Paul’s critics pretend that U.S. aid to Israel serves American security interests, rather than reflecting ideological sympathy. And they confuse sympathy with check-writing.
The well-spring of U.S. support for Israel has long been ideology, not self-help. During the Cold War, the United States had two main security interests in the Middle East. First, we wanted to prevent the Soviet Union from gaining control of oil fields and using the export earnings to build its military. In retrospect, there was never much of a threat that Gulf States would succumb to Soviet domination. But in 1948 that prospect concerned James Forrestal and George Marshall, the secretaries of defense and state, enough to advise President Truman against recognizing Israel. Similar fears constrained U.S. support for Israel throughout the Cold War. Second, we wanted to avoid political instability that would cause an oil price shock and economic damage here. We never had much ability to control events in the Middle East, but aligning with Israel certainly did not help.
After the 1979 Camp David accords, codifying peace between Egypt and Israel, U.S. aid to Israel was supposed to reward peace. But the notion that American largesse, rather than Israeli security concerns, kept Israel from going to war with Egypt was always dubious. And relations between those states have minimal impact on American security. Peace there serves our moral sensibilities, not our safety.
In recent years, U.S. military aid to Israel has become even less tethered to a strategic rationale. The Israelis know that our domestic politics prevents us from trading aid for concessions to Palestinians. So they take our money but not our advice. What our spending does buy is ill will among Palestine’s supporters, including jihadist terrorists. If we did not fund Israel, terrorists would not suddenly love Americans, but it might make some of them less inclined to kill us.
If US foreign policy were based on security alone, we would have cut Israel off long ago. But, sensibly, we are ideological. A rough history, especially the Holocaust, made Jews, including American Jews, believe in the necessity of a Jewish state. Americans in general identify with that plight and support a plucky democracy against aggressive illiberal enemies.
We can have an ideological policy towards Israel because the security stakes there are low. It is useful when US policies win friends in the Middle East but hardly crucial to our welfare. Outrage at Israel does not stop Gulf States from shipping oil at market prices these days. And though no one puts it this way, Americans are not nuts to risk a little more terrorism to support Israel. For most of us, terrorism is not a major risk.
The problem with aiding Israel is not that we are being ideological. We can afford that. The problem is that Israel no longer needs our charity. Israel’s backers in Washington talk like it is 1948, when Israel was poor and surrounded by aggressive neighbors. Even in 1970 Israel had almost ten times more GDP per capita than either Egypt or Syria, according to UN statistics. Today Israel has calmer borders, and its vibrant technology sector increases its military superiority over its rivals (Paul says our aid is fueling an Egyptian-Israeli arms race, but Egypt quit racing). Without our three billion dollars in aid, Israel’s military budget would still be more than three times that of Lebanon and Syria combined and more than Iran’s.

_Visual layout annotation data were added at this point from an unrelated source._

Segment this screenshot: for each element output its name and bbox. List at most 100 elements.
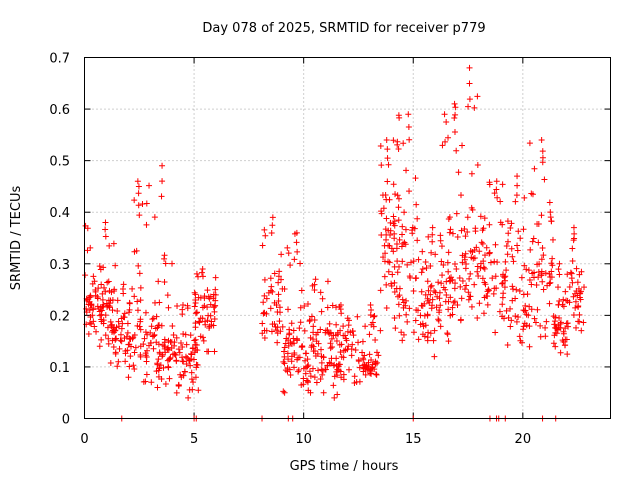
data-point xyxy=(143,371,150,378)
data-point xyxy=(541,176,548,183)
data-point xyxy=(393,245,400,252)
data-point xyxy=(410,329,417,336)
data-point xyxy=(131,248,138,255)
data-point xyxy=(333,337,340,344)
data-point xyxy=(126,363,133,370)
data-point xyxy=(391,314,398,321)
data-point xyxy=(183,360,190,367)
data-point xyxy=(366,370,373,377)
data-point xyxy=(161,279,168,286)
data-point xyxy=(294,356,301,363)
data-point xyxy=(501,284,508,291)
data-point xyxy=(318,366,325,373)
data-point xyxy=(373,349,380,356)
data-point xyxy=(383,304,390,311)
data-point xyxy=(318,359,325,366)
data-point xyxy=(164,292,171,299)
data-point xyxy=(419,331,426,338)
data-point xyxy=(546,270,553,277)
data-point xyxy=(497,219,504,226)
data-point xyxy=(303,377,310,384)
data-point xyxy=(486,181,493,188)
data-point xyxy=(399,296,406,303)
data-point xyxy=(452,111,459,118)
data-point xyxy=(149,333,156,340)
chart-title: Day 078 of 2025, SRMTID for receiver p77… xyxy=(202,21,485,36)
data-point xyxy=(577,296,584,303)
data-point xyxy=(509,283,516,290)
data-point xyxy=(468,254,475,261)
data-point xyxy=(400,331,407,338)
data-point xyxy=(92,288,99,295)
data-point xyxy=(318,353,325,360)
data-point xyxy=(383,231,390,238)
data-point xyxy=(392,191,399,198)
data-point xyxy=(578,327,585,334)
data-point xyxy=(396,236,403,243)
data-point xyxy=(105,335,112,342)
data-point xyxy=(505,230,512,237)
data-point xyxy=(281,360,288,367)
data-point xyxy=(337,349,344,356)
data-point xyxy=(424,337,431,344)
y-tick-label: 0.2 xyxy=(49,309,70,324)
data-point xyxy=(403,311,410,318)
data-point xyxy=(492,241,499,248)
data-point xyxy=(274,339,281,346)
data-point xyxy=(570,224,577,231)
data-point xyxy=(414,237,421,244)
data-point xyxy=(556,271,563,278)
data-point xyxy=(458,227,465,234)
data-point xyxy=(318,346,325,353)
data-point xyxy=(400,140,407,147)
data-point xyxy=(391,288,398,295)
data-point xyxy=(399,337,406,344)
data-point xyxy=(439,142,446,149)
data-point xyxy=(548,218,555,225)
data-point xyxy=(305,362,312,369)
data-point xyxy=(395,204,402,211)
data-point xyxy=(453,265,460,272)
data-point xyxy=(120,290,127,297)
data-point xyxy=(116,345,123,352)
data-point xyxy=(287,371,294,378)
data-point xyxy=(345,317,352,324)
data-point xyxy=(110,327,117,334)
data-point xyxy=(412,175,419,182)
data-points xyxy=(82,64,588,422)
data-point xyxy=(390,213,397,220)
data-point xyxy=(261,276,268,283)
data-point xyxy=(445,249,452,256)
data-point xyxy=(435,279,442,286)
data-point xyxy=(491,190,498,197)
data-point xyxy=(155,373,162,380)
data-point xyxy=(345,343,352,350)
data-point xyxy=(556,314,563,321)
y-tick-label: 0.4 xyxy=(49,206,70,221)
data-point xyxy=(360,355,367,362)
data-point xyxy=(398,329,405,336)
data-point xyxy=(132,344,139,351)
data-point xyxy=(287,262,294,269)
data-point xyxy=(181,368,188,375)
data-point xyxy=(164,357,171,364)
data-point xyxy=(437,237,444,244)
data-point xyxy=(334,372,341,379)
data-point xyxy=(180,358,187,365)
data-point xyxy=(556,297,563,304)
x-tick-label: 15 xyxy=(405,432,422,447)
data-point xyxy=(313,379,320,386)
data-point xyxy=(515,313,522,320)
data-point xyxy=(422,322,429,329)
data-point xyxy=(281,389,288,396)
data-point xyxy=(267,305,274,312)
data-point xyxy=(534,306,541,313)
data-point xyxy=(354,313,361,320)
data-point xyxy=(522,307,529,314)
data-point xyxy=(432,251,439,258)
data-point xyxy=(333,368,340,375)
data-point xyxy=(552,343,559,350)
data-point xyxy=(445,216,452,223)
data-point xyxy=(191,289,198,296)
data-point xyxy=(427,291,434,298)
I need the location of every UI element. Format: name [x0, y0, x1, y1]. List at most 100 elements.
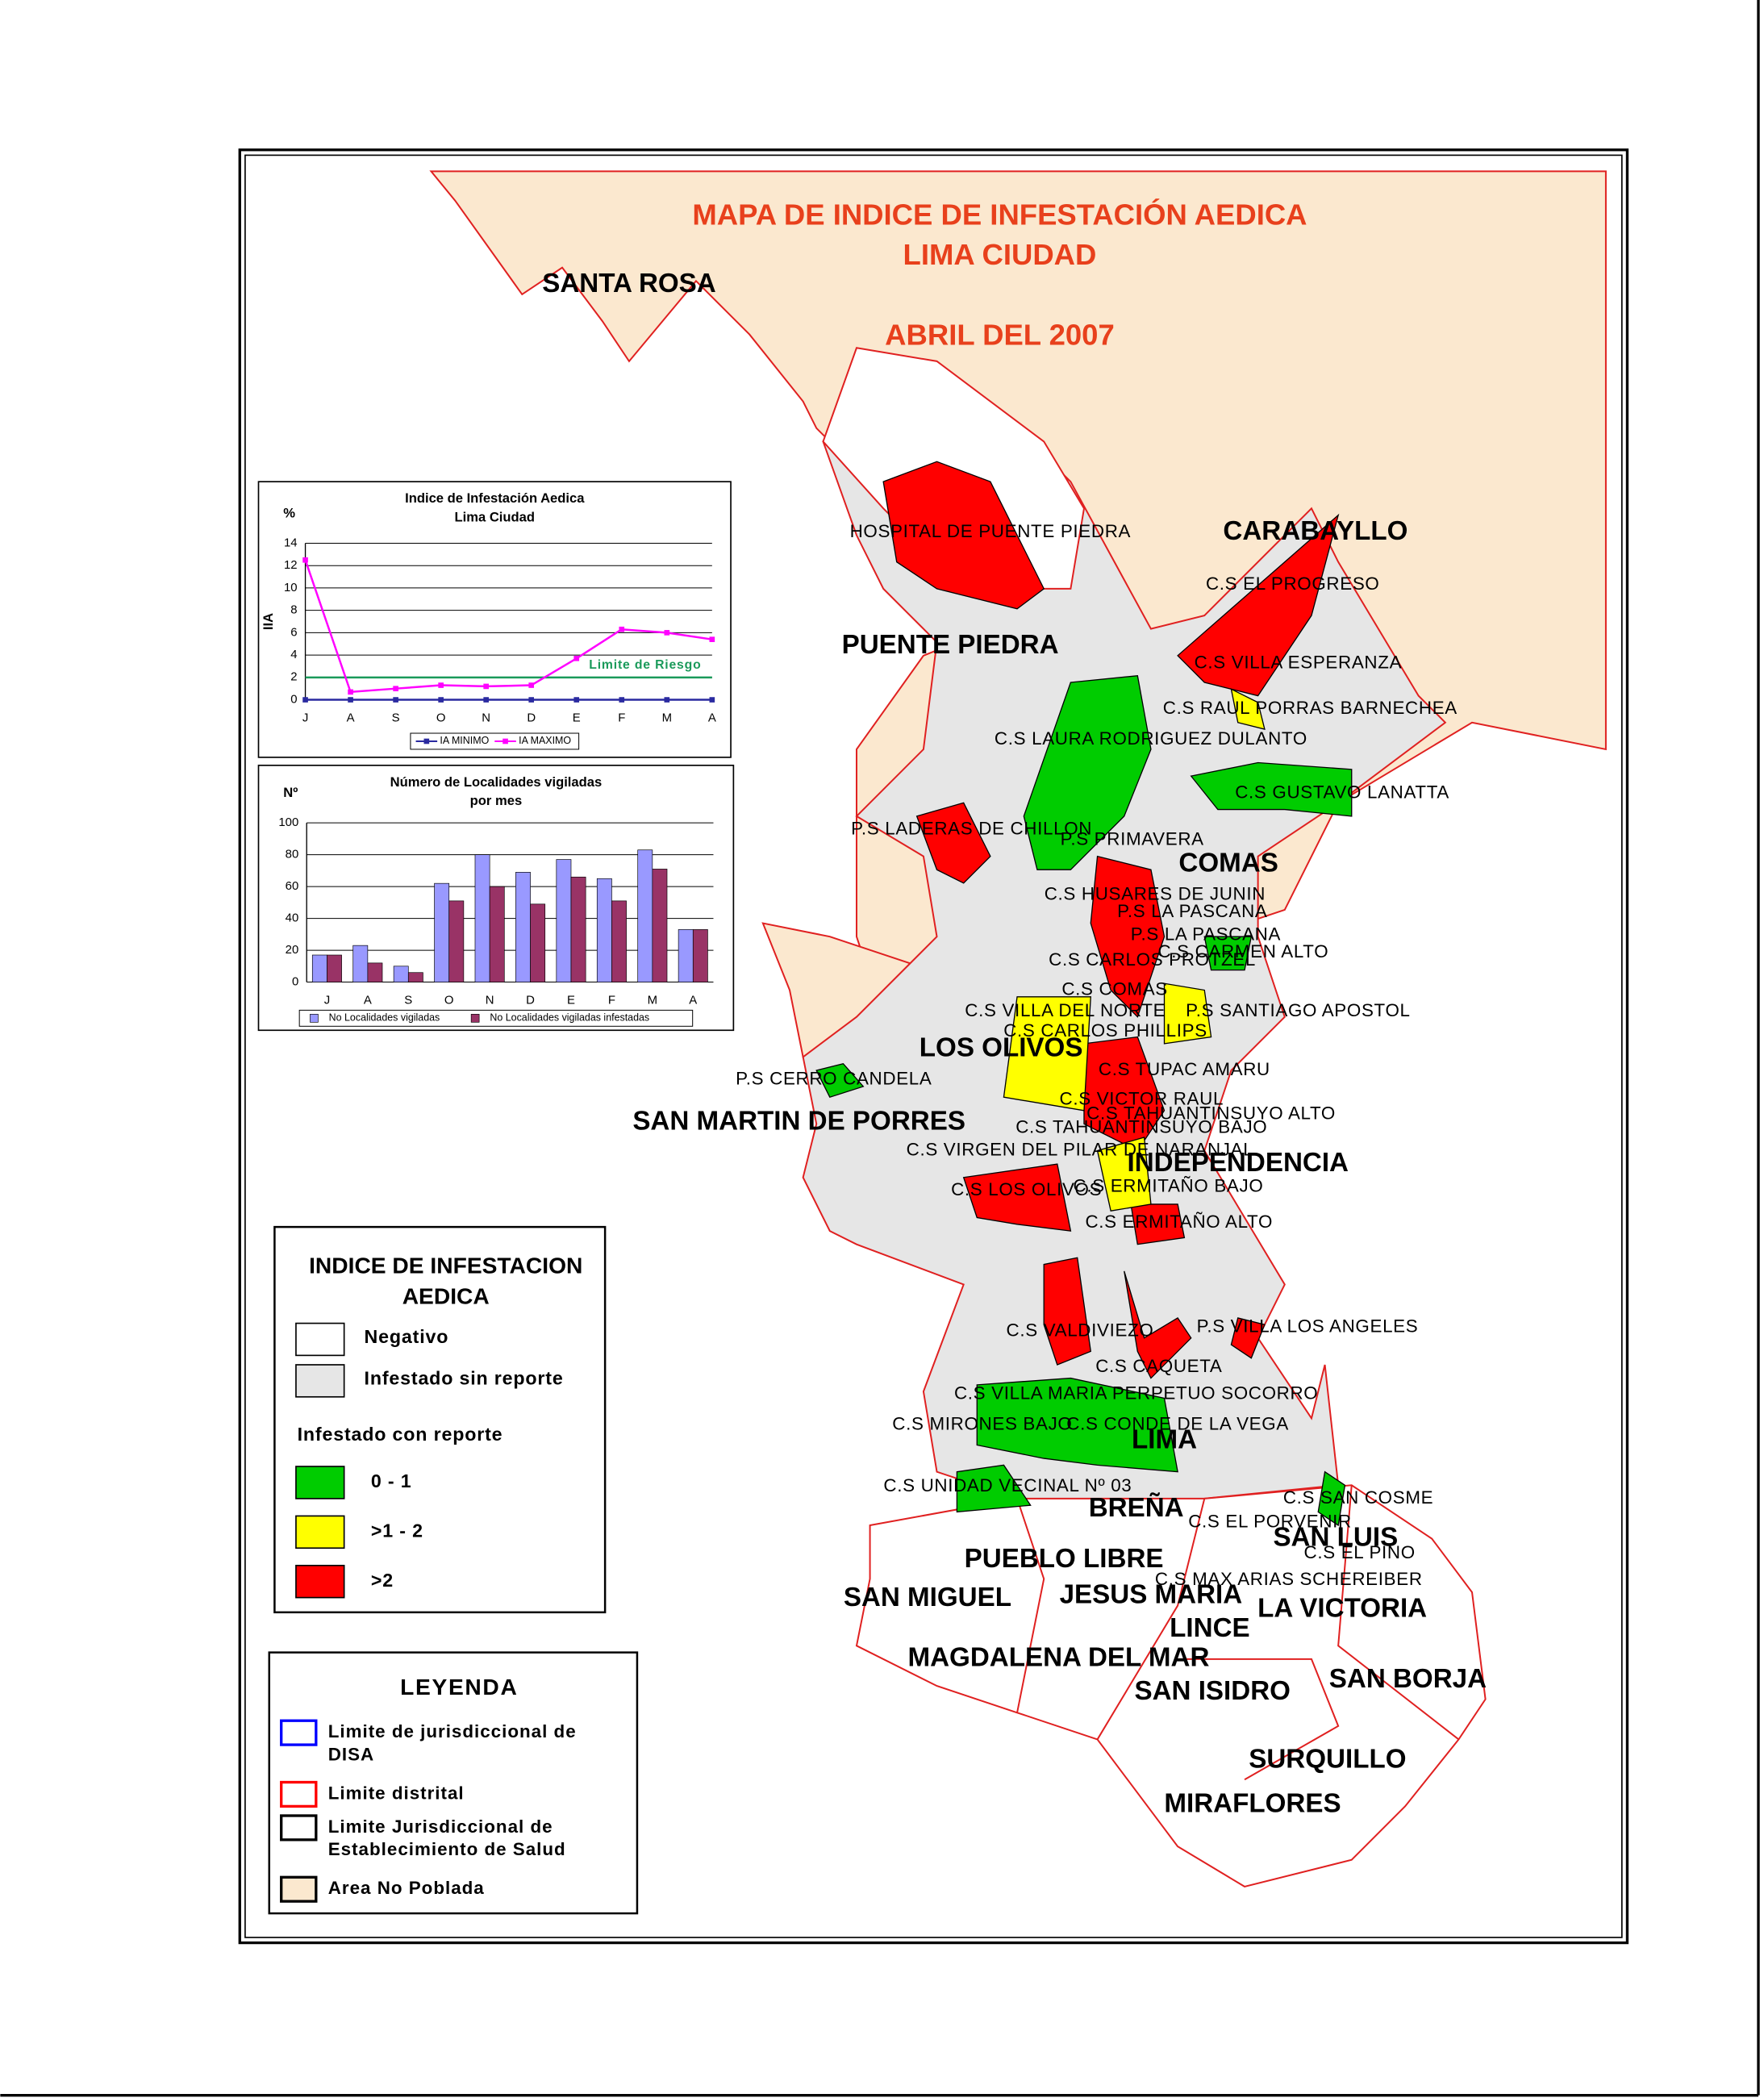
- y-axis-label: IIA: [261, 613, 276, 630]
- legend-label: Infestado sin reporte: [365, 1367, 564, 1388]
- marker: [619, 626, 625, 632]
- facility-label: C.S VILLA ESPERANZA: [1195, 653, 1403, 673]
- y-tick-label: 0: [290, 692, 297, 706]
- legend-label: No Localidades vigiladas: [329, 1012, 440, 1024]
- legend-swatch: [280, 1719, 318, 1746]
- district-label: SURQUILLO: [1249, 1745, 1406, 1775]
- legend-box: [268, 1651, 639, 1915]
- x-tick-label: D: [527, 711, 536, 725]
- marker: [619, 697, 625, 703]
- chart-legend: IA MINIMO IA MAXIMO: [410, 732, 580, 750]
- y-tick-label: 12: [284, 558, 298, 572]
- y-tick-label: 100: [278, 815, 298, 829]
- line-series: [304, 559, 713, 694]
- facility-label: C.S CARMEN ALTO: [1157, 941, 1328, 961]
- zone-red: [1130, 1203, 1186, 1245]
- facility-label: C.S TAHUANTINSUYO BAJO: [1015, 1116, 1267, 1137]
- zone-green: [1190, 761, 1353, 817]
- facility-label: C.S VILLA MARIA PERPETUO SOCORRO: [954, 1383, 1318, 1403]
- x-tick-label: N: [482, 711, 490, 725]
- chart-box: [257, 481, 732, 758]
- chart: Número de Localidades vigiladas por mes Nº…: [257, 765, 735, 1032]
- bar: [652, 869, 668, 982]
- legend-swatch: [295, 1564, 345, 1599]
- zone-green: [976, 1377, 1178, 1473]
- x-tick-label: E: [573, 711, 581, 725]
- legends: INDICE DE INFESTACION AEDICA Negativo Infes…: [268, 1225, 639, 1915]
- district-label: SAN ISIDRO: [1135, 1676, 1291, 1706]
- x-tick-label: J: [302, 711, 308, 725]
- zone-red: [1090, 855, 1166, 1018]
- bar: [448, 900, 465, 982]
- marker: [483, 697, 489, 703]
- bar: [489, 886, 505, 982]
- facility-label: C.S CARLOS PHILLIPS: [1003, 1020, 1207, 1041]
- district-label: PUENTE PIEDRA: [842, 630, 1059, 660]
- bar: [515, 872, 531, 982]
- charts: Indice de Infestación Aedica Lima Ciudad%…: [257, 481, 735, 1032]
- zone-green: [815, 1063, 865, 1099]
- legend-label: Area No Poblada: [328, 1878, 485, 1898]
- bar: [352, 945, 369, 982]
- legend-label: Limite de jurisdiccional de: [328, 1721, 577, 1741]
- bar: [530, 903, 546, 982]
- chart-title: Indice de Infestación Aedica: [405, 490, 585, 506]
- facility-label: C.S MAX ARIAS SCHEREIBER: [1155, 1569, 1423, 1589]
- facility-label: C.S VALDIVIEZO: [1007, 1320, 1154, 1340]
- marker: [393, 697, 398, 703]
- district-label: LINCE: [1170, 1613, 1249, 1643]
- facility-label: P.S LADERAS DE CHILLON: [851, 818, 1092, 838]
- facility-label: C.S RAUL PORRAS BARNECHEA: [1163, 698, 1457, 718]
- zone-red: [915, 802, 991, 884]
- x-tick-label: A: [689, 994, 697, 1007]
- chart-title: por mes: [470, 793, 523, 808]
- district-label: SAN MIGUEL: [844, 1583, 1011, 1612]
- zone-yellow: [1096, 1137, 1152, 1212]
- map-title: MAPA DE INDICE DE INFESTACIÓN AEDICA: [692, 197, 1307, 231]
- facility-label: P.S LA PASCANA: [1131, 924, 1281, 944]
- chart-title: Número de Localidades vigiladas: [390, 774, 603, 790]
- zone-green: [1023, 674, 1152, 870]
- bar: [556, 859, 572, 982]
- district-line: [1178, 1658, 1340, 1781]
- district-label: MIRAFLORES: [1164, 1788, 1341, 1818]
- x-tick-label: A: [347, 711, 355, 725]
- unit-label: %: [283, 505, 295, 520]
- bar: [327, 954, 342, 982]
- unit-label: Nº: [283, 785, 298, 800]
- chart-legend: No Localidades vigiladas No Localidades v…: [298, 1009, 694, 1027]
- facility-label: C.S EL PINO: [1304, 1542, 1416, 1562]
- bar: [311, 954, 327, 982]
- map-frame-inner: [244, 154, 1623, 1938]
- x-tick-label: S: [404, 994, 412, 1007]
- x-tick-label: M: [662, 711, 672, 725]
- district-label: INDEPENDENCIA: [1127, 1148, 1349, 1178]
- district-line: [1096, 1498, 1206, 1740]
- facility-label: C.S LAURA RODRIGUEZ DULANTO: [995, 728, 1307, 749]
- facility-label: P.S LA PASCANA: [1117, 901, 1267, 921]
- facility-label: C.S VILLA DEL NORTE: [965, 1000, 1166, 1020]
- facility-label: P.S CERRO CANDELA: [736, 1069, 932, 1089]
- bar: [474, 854, 490, 982]
- marker: [348, 689, 353, 695]
- district-label: SAN LUIS: [1273, 1522, 1398, 1552]
- x-tick-label: M: [648, 994, 657, 1007]
- legend-swatch: [503, 738, 508, 745]
- y-tick-label: 8: [290, 603, 297, 617]
- x-tick-label: N: [486, 994, 494, 1007]
- bar: [434, 882, 450, 982]
- chart-title: Lima Ciudad: [455, 509, 535, 524]
- facility-label: C.S UNIDAD VECINAL Nº 03: [883, 1475, 1132, 1495]
- marker: [302, 557, 308, 563]
- y-tick-label: 2: [290, 670, 297, 684]
- index-legend: INDICE DE INFESTACION AEDICA Negativo Infes…: [273, 1225, 607, 1614]
- y-tick-label: 20: [286, 943, 299, 957]
- facility-label: C.S TAHUANTINSUYO ALTO: [1086, 1103, 1336, 1124]
- marker: [709, 697, 715, 703]
- y-tick-label: 4: [290, 648, 297, 661]
- y-tick-label: 10: [284, 581, 298, 594]
- marker: [573, 697, 580, 703]
- marker: [573, 655, 580, 661]
- marker: [348, 697, 353, 703]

And that ignores Israel’s qualitative military superiority and its nuclear weapons, which deter attack.
Senator Paul is right that it is time to stop treating Israel like a perpetual ward, issuing it subsidies and instructions it ignores. If Israel faced conquest, we would be right to defend it. But we should do our friends the favor of acknowledging that they have the ability to prevent that without our help.